In an interview with NBC’s Ann Curry this week, a top Iranian human rights official cast doubt on the charge that Josh Fattal and Shane Bauer, the two Americans detained in Iran, are spies — which officials there have repeatedly alleged.

Mohammad-Javad Larijani, secretary-general of the High Council for Human Rights and a close adviser to Ayatollah Ali Khamenei, took credit for the release of the third American, Sarah Shourd, in September, saying, “We have been able to convince the legal structure that that lady was definitely out of this process. She was not even capable of doing such a thing [spying], so we prepared the ground of her release…This took a lot of labor because we should convince them that there doesn’t seem to be any sign that she was even capable to do that.”

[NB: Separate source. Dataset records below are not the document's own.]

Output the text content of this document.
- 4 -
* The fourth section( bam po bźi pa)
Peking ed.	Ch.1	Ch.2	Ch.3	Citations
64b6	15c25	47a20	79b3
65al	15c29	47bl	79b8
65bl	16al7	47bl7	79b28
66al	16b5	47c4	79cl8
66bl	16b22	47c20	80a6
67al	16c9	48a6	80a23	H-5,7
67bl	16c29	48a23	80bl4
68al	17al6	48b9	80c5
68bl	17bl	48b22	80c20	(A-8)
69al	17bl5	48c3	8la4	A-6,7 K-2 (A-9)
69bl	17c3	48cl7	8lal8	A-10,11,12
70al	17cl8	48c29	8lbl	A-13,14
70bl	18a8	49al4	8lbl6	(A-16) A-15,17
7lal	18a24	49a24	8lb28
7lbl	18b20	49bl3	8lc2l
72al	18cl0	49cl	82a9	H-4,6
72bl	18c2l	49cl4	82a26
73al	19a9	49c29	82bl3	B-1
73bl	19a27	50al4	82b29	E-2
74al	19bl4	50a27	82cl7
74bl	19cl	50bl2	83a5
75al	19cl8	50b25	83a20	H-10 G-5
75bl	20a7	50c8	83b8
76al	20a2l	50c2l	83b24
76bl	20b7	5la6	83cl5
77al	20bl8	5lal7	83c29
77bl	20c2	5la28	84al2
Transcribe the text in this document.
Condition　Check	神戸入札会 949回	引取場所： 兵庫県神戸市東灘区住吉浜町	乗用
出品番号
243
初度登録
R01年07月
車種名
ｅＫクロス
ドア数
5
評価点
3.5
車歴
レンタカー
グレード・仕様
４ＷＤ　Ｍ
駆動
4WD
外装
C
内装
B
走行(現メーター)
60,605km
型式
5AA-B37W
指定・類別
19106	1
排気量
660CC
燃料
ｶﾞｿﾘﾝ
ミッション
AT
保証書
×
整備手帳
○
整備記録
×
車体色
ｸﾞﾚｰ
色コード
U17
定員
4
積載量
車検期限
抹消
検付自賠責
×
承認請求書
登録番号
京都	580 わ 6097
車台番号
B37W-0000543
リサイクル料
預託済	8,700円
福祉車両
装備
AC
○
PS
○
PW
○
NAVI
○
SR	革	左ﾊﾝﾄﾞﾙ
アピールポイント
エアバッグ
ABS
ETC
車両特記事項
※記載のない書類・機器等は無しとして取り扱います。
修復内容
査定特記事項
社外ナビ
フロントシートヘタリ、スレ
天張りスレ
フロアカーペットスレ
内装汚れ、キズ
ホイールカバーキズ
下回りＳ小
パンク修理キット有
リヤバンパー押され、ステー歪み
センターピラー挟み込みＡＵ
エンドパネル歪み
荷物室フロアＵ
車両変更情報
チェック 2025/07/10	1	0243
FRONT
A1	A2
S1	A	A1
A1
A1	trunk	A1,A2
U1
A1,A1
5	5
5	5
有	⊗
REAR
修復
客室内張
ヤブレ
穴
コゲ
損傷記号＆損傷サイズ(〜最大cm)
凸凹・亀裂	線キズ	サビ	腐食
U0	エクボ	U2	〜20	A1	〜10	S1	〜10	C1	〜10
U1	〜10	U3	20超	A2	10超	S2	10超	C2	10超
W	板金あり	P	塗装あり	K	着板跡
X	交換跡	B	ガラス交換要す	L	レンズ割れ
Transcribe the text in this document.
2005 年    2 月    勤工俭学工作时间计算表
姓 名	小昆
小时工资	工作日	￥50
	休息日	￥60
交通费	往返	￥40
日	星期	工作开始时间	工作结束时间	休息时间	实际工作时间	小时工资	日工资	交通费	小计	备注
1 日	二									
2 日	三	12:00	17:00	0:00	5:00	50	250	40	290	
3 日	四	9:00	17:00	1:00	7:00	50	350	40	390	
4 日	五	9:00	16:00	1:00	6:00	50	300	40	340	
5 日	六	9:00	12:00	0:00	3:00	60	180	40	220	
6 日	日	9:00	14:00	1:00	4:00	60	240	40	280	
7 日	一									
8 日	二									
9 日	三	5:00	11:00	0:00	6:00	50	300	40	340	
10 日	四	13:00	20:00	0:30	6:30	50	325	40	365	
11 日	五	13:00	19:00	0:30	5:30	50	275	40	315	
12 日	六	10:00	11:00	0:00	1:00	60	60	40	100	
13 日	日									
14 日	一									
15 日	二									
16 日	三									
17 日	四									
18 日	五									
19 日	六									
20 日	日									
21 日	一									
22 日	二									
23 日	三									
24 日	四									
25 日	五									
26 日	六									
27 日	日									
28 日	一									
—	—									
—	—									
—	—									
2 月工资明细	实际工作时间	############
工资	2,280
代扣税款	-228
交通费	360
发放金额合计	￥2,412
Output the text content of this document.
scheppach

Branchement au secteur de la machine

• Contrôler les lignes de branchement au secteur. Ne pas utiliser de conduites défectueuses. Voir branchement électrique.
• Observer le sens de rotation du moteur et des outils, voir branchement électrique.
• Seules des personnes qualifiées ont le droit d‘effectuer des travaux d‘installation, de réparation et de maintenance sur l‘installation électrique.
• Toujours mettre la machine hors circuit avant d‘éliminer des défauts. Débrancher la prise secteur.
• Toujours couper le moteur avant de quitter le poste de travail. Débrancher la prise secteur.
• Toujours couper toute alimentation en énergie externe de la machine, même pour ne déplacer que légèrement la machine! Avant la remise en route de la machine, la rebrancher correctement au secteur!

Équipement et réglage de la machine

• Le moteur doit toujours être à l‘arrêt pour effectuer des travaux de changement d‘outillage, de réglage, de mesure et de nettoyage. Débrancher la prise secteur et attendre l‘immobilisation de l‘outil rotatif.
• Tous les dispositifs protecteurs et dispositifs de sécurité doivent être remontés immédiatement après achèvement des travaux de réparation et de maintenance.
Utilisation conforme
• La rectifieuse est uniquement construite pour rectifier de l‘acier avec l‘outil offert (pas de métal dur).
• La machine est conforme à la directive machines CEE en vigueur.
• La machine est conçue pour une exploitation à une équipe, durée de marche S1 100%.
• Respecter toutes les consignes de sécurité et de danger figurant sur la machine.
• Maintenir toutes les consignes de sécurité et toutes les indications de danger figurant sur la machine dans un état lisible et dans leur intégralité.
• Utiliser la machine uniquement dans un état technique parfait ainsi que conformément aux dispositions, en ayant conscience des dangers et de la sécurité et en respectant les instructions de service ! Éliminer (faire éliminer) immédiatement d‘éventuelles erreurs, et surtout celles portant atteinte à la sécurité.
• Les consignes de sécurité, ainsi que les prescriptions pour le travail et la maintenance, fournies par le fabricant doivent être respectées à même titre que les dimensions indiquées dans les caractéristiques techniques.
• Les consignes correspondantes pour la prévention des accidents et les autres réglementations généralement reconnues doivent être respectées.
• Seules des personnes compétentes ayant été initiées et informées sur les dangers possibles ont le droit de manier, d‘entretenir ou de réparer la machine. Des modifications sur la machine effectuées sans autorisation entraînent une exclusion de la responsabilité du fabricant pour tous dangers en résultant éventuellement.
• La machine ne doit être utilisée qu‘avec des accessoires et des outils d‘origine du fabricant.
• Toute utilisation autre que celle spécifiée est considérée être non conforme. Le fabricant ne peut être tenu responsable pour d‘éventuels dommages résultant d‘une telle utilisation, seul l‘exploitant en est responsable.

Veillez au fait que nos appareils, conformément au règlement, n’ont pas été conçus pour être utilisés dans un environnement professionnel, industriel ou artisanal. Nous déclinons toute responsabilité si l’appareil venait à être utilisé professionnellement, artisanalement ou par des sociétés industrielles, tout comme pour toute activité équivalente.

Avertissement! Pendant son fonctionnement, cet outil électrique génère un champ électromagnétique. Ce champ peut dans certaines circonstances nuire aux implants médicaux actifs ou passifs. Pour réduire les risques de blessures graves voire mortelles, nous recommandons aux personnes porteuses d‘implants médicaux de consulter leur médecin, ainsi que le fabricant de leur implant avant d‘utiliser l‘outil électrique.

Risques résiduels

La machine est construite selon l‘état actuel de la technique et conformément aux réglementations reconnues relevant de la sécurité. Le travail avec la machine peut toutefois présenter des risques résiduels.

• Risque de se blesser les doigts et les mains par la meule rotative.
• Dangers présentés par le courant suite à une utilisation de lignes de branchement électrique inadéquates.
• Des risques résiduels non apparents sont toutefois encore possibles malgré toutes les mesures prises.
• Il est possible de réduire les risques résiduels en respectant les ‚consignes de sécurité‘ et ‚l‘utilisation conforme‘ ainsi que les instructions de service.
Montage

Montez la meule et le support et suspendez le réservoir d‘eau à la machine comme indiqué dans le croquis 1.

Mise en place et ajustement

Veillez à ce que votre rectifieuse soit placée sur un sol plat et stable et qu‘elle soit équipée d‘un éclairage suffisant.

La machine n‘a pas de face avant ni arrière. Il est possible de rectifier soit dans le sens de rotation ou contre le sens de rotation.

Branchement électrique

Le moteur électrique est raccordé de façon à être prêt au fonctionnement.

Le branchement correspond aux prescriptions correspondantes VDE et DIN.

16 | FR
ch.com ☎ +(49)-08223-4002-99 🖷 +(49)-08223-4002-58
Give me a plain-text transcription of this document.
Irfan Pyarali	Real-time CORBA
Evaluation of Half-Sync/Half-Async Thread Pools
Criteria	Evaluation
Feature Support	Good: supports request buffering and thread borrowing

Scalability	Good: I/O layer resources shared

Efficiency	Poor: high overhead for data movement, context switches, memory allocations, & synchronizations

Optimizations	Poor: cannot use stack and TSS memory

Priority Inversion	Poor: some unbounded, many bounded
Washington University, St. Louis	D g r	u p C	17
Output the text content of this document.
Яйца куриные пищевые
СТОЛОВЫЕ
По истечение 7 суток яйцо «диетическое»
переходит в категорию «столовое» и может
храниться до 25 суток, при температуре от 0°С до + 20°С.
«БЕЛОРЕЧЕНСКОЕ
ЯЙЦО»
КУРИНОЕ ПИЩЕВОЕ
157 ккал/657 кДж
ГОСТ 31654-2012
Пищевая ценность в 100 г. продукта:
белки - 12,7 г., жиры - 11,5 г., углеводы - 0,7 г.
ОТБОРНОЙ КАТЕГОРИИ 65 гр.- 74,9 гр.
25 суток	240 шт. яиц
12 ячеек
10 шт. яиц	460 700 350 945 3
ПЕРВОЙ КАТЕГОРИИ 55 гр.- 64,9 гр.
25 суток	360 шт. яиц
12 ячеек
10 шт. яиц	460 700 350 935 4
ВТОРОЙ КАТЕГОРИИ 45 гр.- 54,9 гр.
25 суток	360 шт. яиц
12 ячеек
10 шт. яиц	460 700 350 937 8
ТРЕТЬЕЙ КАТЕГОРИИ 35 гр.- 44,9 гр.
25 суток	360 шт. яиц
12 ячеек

When Curry pressed him on what evidence the state had against Fattal and Bauer, an Investigative Fund reporter, he demurred, saying only, “the intelligence or the prosecutor say that they have evidence…For them it is strong enough to detain them.”

But he then went on to indicate that the High Council on Human Rights would try to assist in their release:

“I hope that we can facilitate, we can facilitate this process, with this perception: that let us assume that these people were innocent, they were really hikers, and they were accidentally but by chance crossed into the most volatile area on the border.”

This is the first time we’ve heard an Iranian official suggesting that Shourd, Fattal, and Bauer may be innocent of the spying charges since the three were detained more than 15 months ago.